The phrase ‘new normal’ has been thrown around so much in recent weeks to the point where I cannot stand hearing it. But last night watching Tottenham retreat to their 6-yard box in the defence of a one-goal lead, I couldn’t help thinking this may just be our very own ‘new normal’.
This was a growing concern of mine way before the season was disrupted. At first it was the apparent lack of invention as Mourinho prepared for life after Christian Eriksen. Then came the onus on the long ball. This works when Bournemouth’s back four can’t form a straight horizontal line, but is stifled by a coherent defence or by VAR noticing someone’s shoulder being an inch offside. By the end of February, Tottenham were relying on moments of individual brilliance to scrape together points. Think Bergwijn versus City, Dele versus Brighton. The problem is there’s only a finite amount of individual brilliance in our squad, especially when none of our attacking players can avoid injury. This was a shambolic advance to Europe even Field Marshall Haig would have frowned upon.
So I should have known better than to think this was the start of something great when Stevie Bergwijn raced past the United defence to open the scoring last night. But who could blame me? After all, José and his number two, Joao Sacramento, had undoubtedly profited from these months to finally get to grips with this squad; watch hours and hours of past games, work out strengths and flaws, who should play where, how we can kill games off. All the players, with the exception of Dele Alli and Lucas Moura, were fit and available to play. Sure, United had plenty of pace up top, but didn’t we? We could make mince meat out of Lindelof and Maguire! Come on you Spurs!
Half-time. We’re a goal up and Roy Keane is so angry I can feel the heat from my television. This is going rather well. Defence solid. Attack dangerous. Lamela surely just one foul away from getting booked and winning me £38 from William Hill. We’ve got them on the ropes here. Just one more feeble shot past De Gea could secure the knockout.
Then came the bus. The dreaded bus, parked very clumsily in our eighteen yard box. And it was at around the 48th minute mark that I realised we would no longer win the game.
Before the match Roy Keane, in all his ferocious wisdom, mentioned an inherent weakness in the DNA of Tottenham teams past and present. I’m not convinced on the science here, or if weakness is the sort of trait stored in DNA, but he can’t be that far off the mark.
Luckily, I rarely enjoy watching my team for fear of total collapse (there is form there). So mustering only 39% possession on our home turf doesn’t affect me too much. Nonetheless, it was hard to watch as we dropped further back yard by yard, minute by minute. It’s no surprise Paul Pogba was at the byline when he earned his team a penalty.
Were it not for John Moss’ visual deficiencies being picked up on, we would have lost that match. It would have been another case – just like against Liverpool (twice) and Chelsea (twice) – of Tottenham trying and spectacularly failing to win a game by prioritising the evasion of defeat. Life seemed much easier when if we were to lose a big game, we would go down in flames. Not by conceding one in the 88th minute, but by conceding five in the first half. Parking the bus may prove fruitful against Manchester City once in a blue moon. But even that particular victory required a one-man advantage, a penalty save and about seven near-death experiences. In any case, we can’t keep playing with fire.
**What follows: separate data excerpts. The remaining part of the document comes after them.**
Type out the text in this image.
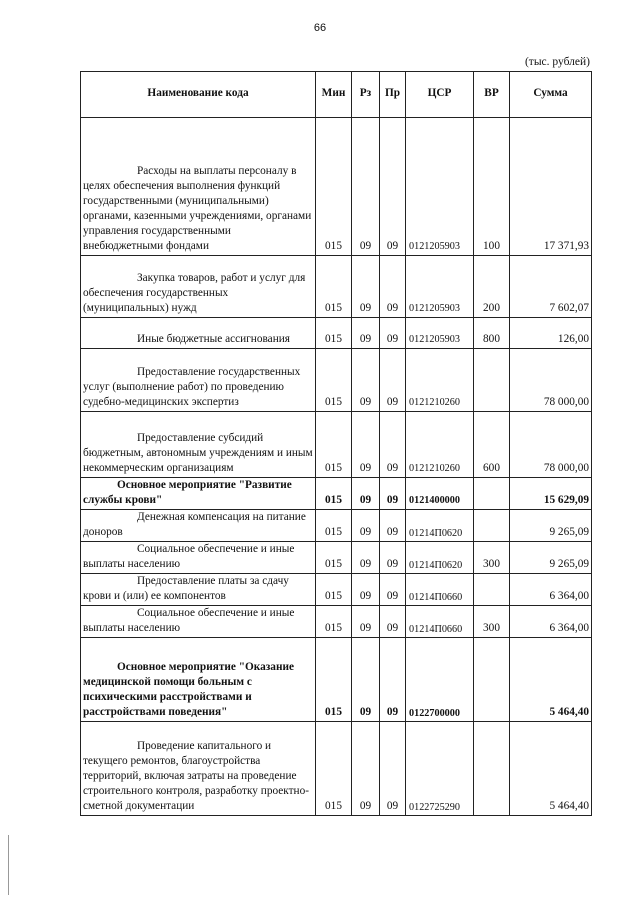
66
(тыс. рублей)
Наименование кода	Мин	Рз	Пр	ЦСР	ВР	Сумма

Расходы на выплаты персоналу в целях обеспечения выполнения функций государственными (муниципальными) органами, казенными учреждениями, органами управления государственными внебюджетными фондами	015	09	09	0121205903	100	17 371,93

Закупка товаров, работ и услуг для обеспечения государственных (муниципальных) нужд	015	09	09	0121205903	200	7 602,07

Иные бюджетные ассигнования	015	09	09	0121205903	800	126,00

Предоставление государственных услуг (выполнение работ) по проведению судебно-медицинских экспертиз	015	09	09	0121210260		78 000,00

Предоставление субсидий бюджетным, автономным учреждениям и иным некоммерческим организациям	015	09	09	0121210260	600	78 000,00

Основное мероприятие "Развитие службы крови"	015	09	09	0121400000		15 629,09

Денежная компенсация на питание доноров	015	09	09	01214П0620		9 265,09

Социальное обеспечение и иные выплаты населению	015	09	09	01214П0620	300	9 265,09

Предоставление платы за сдачу крови и (или) ее компонентов	015	09	09	01214П0660		6 364,00

Социальное обеспечение и иные выплаты населению	015	09	09	01214П0660	300	6 364,00

Основное мероприятие "Оказание медицинской помощи больным с психическими расстройствами и расстройствами поведения"	015	09	09	0122700000		5 464,40

Проведение капитального и текущего ремонтов, благоустройства территорий, включая затраты на проведение строительного контроля, разработку проектно-сметной документации	015	09	09	0122725290		5 464,40
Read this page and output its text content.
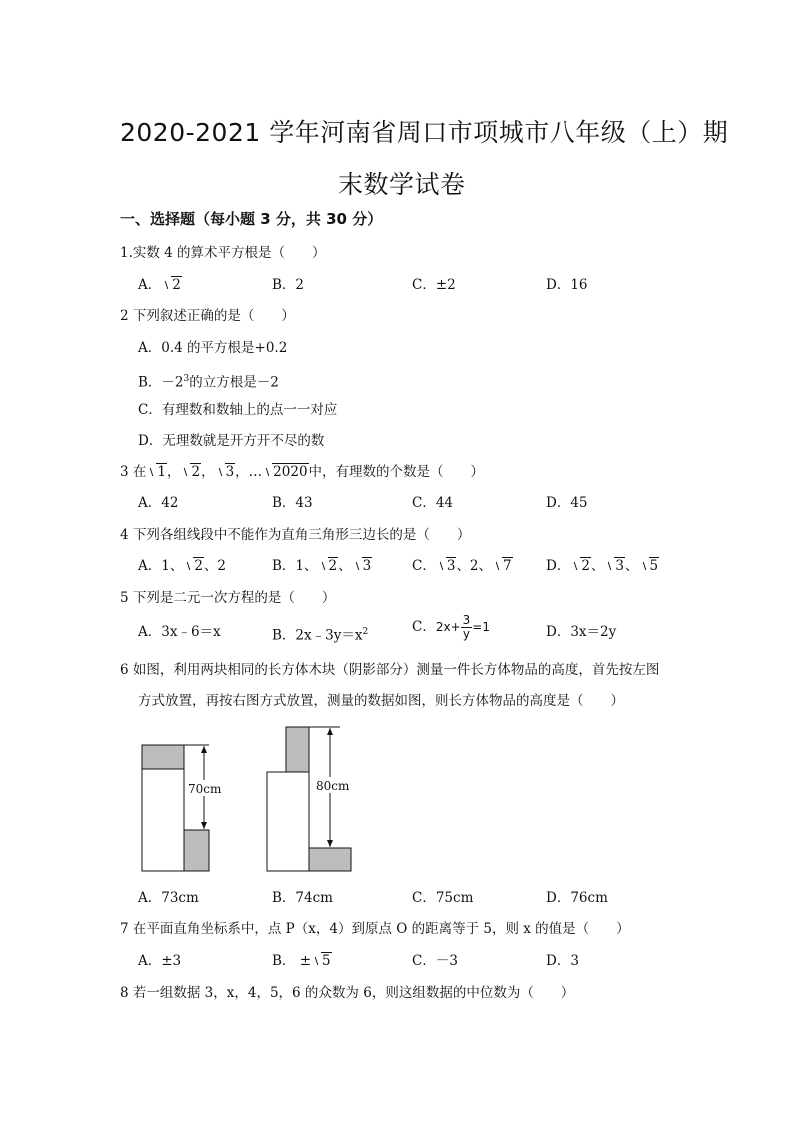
2020-2021 学年河南省周口市项城市八年级（上）期
末数学试卷
一、选择题（每小题 3 分，共 30 分）
1.实数 4 的算术平方根是（　　）
A． 2	B．2	C．±2	D．16
2 下列叙述正确的是（　　）
A．0.4 的平方根是+0.2
B．$-2^3$的立方根是－2
C．有理数和数轴上的点一一对应
D．无理数就是开方开不尽的数
3 在 1， 2， 3，… 2020中，有理数的个数是（　　）
A．42	B．43	C．44	D．45
4 下列各组线段中不能作为直角三角形三边长的是（　　）
A．1、 2、2	B．1、 2、 3	C． 3、2、 7	D． 2、 3、 5
5 下列是二元一次方程的是（　　）
A．3x﹣6＝x	B．$2x﹣3y=x^2$	C．$2x+ \frac{3}{y} =1$	D．3x＝2y
6 如图，利用两块相同的长方体木块（阴影部分）测量一件长方体物品的高度，首先按左图
方式放置，再按右图方式放置，测量的数据如图，则长方体物品的高度是（　　）
70cm	80cm
A．73cm	B．74cm	C．75cm	D．76cm
7 在平面直角坐标系中，点 P（x，4）到原点 O 的距离等于 5，则 x 的值是（　　）
A．±3	B． ± 5	C．－3	D．3
8 若一组数据 3，x，4，5，6 的众数为 6，则这组数据的中位数为（　　）
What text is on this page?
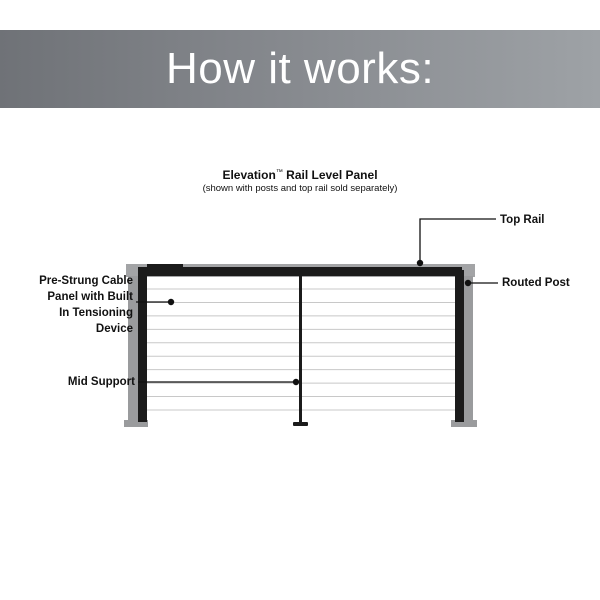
How it works:
Elevation™ Rail Level Panel
(shown with posts and top rail sold separately)
Top Rail
Routed Post
Pre-Strung Cable
Panel with Built
In Tensioning
Device
Mid Support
There are of course some positives to take and some excuses to make. That first-half performance was perhaps as good as I’ve seen all season. It would also be unfair to overly criticise a team on their first competitive game back in three months. We did lack attacking options off the bench. And most importantly, I am 99% sure if I bet on Lamela to be carded in the next game I’ll finally get the money I deserve. It’s not all doom and gloom – no, that’ll be when we lose to West Ham on Tuesday.
The reason I’m annoyed, perhaps excessively, is for the same reason you get most annoyed at the people you love. It’s because you care, and because you hate the Europa League. So José Mourinho, if you stumble across this, consider letting us play some decent football for a while longer in games. Don’t let parking the bus become the new normal.